There is a great deal of irony here.
In 1960, The Apartment won Best Picture and Billy Wilder won Best Director. Hitchcock was nominated(one of only five times) for Best Director(and lost to Wilder.) Psycho wasn't even nominated for Best Picture.
But the decades have rocketed Psycho not only to "best of 1960" status, but "possible top five of all time" status.
Consequently, The Apartment has rather been lost in the Psycho tidal wave.
But The Apartment offers its own wonderful meaning to our lives, and -- just like Psycho -- captures the year of its making, 1960 as the 50's prepared to yield to the 60's -- perfectly.

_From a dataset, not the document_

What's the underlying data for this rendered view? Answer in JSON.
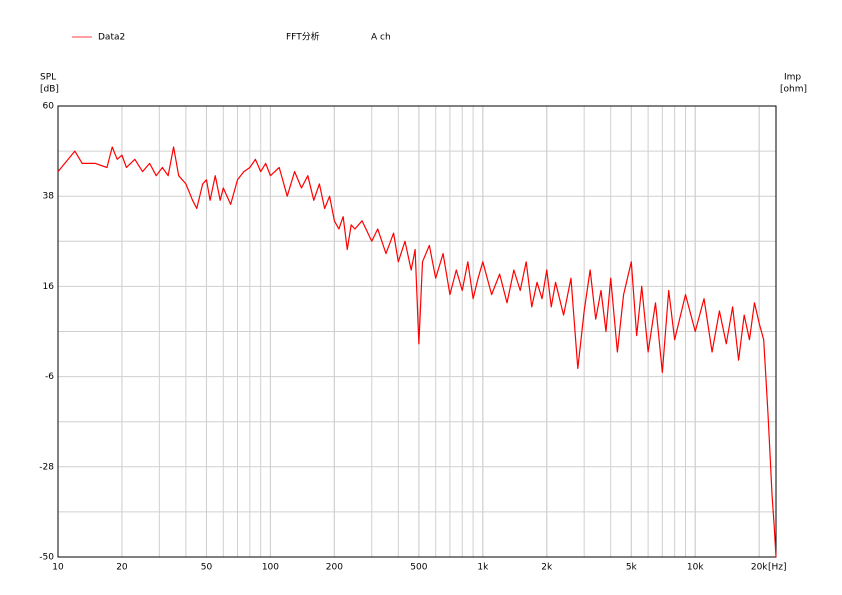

Unlike such bookended Technicolor Best Pictures such as Ben-Hur(1959) and West Side Story(1961), The Apartment is actually "small enough" to feel a great deal LIKE Psycho. They are both in black and white; both tell stories of "the little people" who are being grinded beneath the wheels of uncaring bosses and low earnings; both films "push the Hays Code envelope" of what was allowed on screen in 1960 (sex, violence), and both end up mixing genres so that comedy, drama, melancholy (and in Psycho's case only, ultra-violence) end up sharing the story.
Still, on its own and even if Psycho didn't come out that year, The Apartment is a unique achievement in Hays Code era American film...a film that spoke forthrightly to class, capitalism, unrequited love, and the undying urge to copulate.